3. A pandemia que atingiu o país, a acrescida necessidade de coesão social que a resposta exige, a crescente agressividade da direita mais extrema e a tibieza da direita que esperávamos democrática, tornam mais urgente ultrapassar este cenário, com uma resposta política clara e mobilizadora, pela qual PS, BE, PCP e PEV garantam uma estabilidade política positiva, pelo menos no horizonte da legislatura, servida por um acordo escrito partilhado, que marque o rumo, clarifique as prioridades e defina o método para construir respostas políticas concretas, sem virar a cara mesmo às diferenças mais espinhosas.
4. A regra geral é que temos de responder simultaneamente às urgências imediatas e às exigências do futuro, enfrentando os dogmas inquestionados das várias tradições políticas. Por exemplo, não se espera que o PCP e o BE se tornem agora europeístas, mas esperamos um realismo crítico, embora sem complacência, que proteja Portugal num momento onde a participação na UE é elemento crucial do nosso processo de recuperação.
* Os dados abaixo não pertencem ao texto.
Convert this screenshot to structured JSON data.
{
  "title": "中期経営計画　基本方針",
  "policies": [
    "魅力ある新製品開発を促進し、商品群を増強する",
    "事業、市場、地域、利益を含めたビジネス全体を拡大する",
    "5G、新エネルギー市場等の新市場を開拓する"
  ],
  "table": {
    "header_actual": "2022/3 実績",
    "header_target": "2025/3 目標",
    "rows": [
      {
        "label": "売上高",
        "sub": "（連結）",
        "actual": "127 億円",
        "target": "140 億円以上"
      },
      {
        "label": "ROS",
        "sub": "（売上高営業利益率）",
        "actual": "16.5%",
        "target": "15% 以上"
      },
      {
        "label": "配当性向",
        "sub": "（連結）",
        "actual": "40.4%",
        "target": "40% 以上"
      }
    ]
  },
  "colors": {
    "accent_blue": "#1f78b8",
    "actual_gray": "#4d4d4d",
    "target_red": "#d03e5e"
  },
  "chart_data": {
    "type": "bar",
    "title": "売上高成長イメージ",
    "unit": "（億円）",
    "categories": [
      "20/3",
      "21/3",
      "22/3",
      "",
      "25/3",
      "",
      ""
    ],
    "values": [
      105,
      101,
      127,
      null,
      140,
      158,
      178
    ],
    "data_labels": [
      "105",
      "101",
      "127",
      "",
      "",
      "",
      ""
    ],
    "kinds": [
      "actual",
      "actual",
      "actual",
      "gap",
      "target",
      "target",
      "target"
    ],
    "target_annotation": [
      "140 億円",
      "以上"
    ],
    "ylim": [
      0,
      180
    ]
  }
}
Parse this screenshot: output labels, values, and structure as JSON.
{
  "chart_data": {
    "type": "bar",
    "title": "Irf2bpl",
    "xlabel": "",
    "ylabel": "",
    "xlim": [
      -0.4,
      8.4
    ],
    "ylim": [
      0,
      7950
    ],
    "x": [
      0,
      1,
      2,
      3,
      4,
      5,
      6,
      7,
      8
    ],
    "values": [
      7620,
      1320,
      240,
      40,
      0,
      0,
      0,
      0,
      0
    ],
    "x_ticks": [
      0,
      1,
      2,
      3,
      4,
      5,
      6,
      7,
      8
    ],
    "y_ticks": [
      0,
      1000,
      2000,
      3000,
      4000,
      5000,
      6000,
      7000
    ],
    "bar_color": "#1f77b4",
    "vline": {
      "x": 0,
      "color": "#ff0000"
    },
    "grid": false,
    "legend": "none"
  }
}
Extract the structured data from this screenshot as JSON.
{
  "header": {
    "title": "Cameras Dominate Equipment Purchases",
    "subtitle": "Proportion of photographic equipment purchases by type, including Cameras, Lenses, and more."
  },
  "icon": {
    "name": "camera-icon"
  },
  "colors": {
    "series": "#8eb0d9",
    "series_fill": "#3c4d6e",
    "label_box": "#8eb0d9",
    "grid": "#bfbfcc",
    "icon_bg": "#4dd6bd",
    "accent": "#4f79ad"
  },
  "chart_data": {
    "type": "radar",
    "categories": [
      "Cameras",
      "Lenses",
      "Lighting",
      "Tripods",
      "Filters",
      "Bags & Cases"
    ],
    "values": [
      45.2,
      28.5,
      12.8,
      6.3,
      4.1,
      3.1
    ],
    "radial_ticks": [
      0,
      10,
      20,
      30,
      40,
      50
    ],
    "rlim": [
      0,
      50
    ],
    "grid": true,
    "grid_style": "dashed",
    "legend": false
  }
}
5. Dou um exemplo de desafios mais concretos que a esquerda plural tem de enfrentar sem conservadorismo. A escola pública tem dado uma excelente resposta em tempo de pandemia, mas não podemos perder a bússola do estrutural. O regime de seleção e recrutamento de docentes para a escola pública é um puzzle de diplomas e normas específicas, com camadas antigas e acertos circunstanciais, que já não responde cabalmente, nem às necessidades do serviço público de educação, nem às legítimas expectativas de educadores e professores. É indispensável que evolua para responder simultaneamente a várias exigências: valorizar a carreira docente, combater sustentadamente a precariedade laboral e preservar a estabilidade do exercício profissional; promover a estabilidade dos projetos educativos e, para isso, das equipas pedagógicas; preservar o caracter nacional da carreira docente e a prevalência do mérito no acesso à profissão, mas aumentando a capacidade de cada comunidade educativa para se dotar dos meios necessários para prosseguir projetos pedagógicos inovadores e focados nos seus alunos concretos; assegurar em todo o território nacional a continuidade do serviço público de educação de qualidade; que todas as opções tomadas sejam, a prazo, sustentáveis.
O programa do governo verifica a necessidade de considerar esta questão, o Conselho Nacional de Educação (por estímulo de uma iniciativa do grupo parlamentar do PS) já produziu um importante contributo para este debate. Este é um bom exemplo dos desafios concretos para a governação do país a que a esquerda plural tem de responder, sabendo que não há soluções simples para problemas complexos, que as soluções inteligentes não se encontram apenas nos arquivos das fórmulas passadas. Sabendo que o caminho da negociação e da invenção de soluções novas é um roteiro incerto e, provavelmente, espinhoso, mas é um caminho necessário. Que talvez não se possa encetar no meio de uma pandemia, assoberbados por urgência, mas que tem de ser colocado na agenda.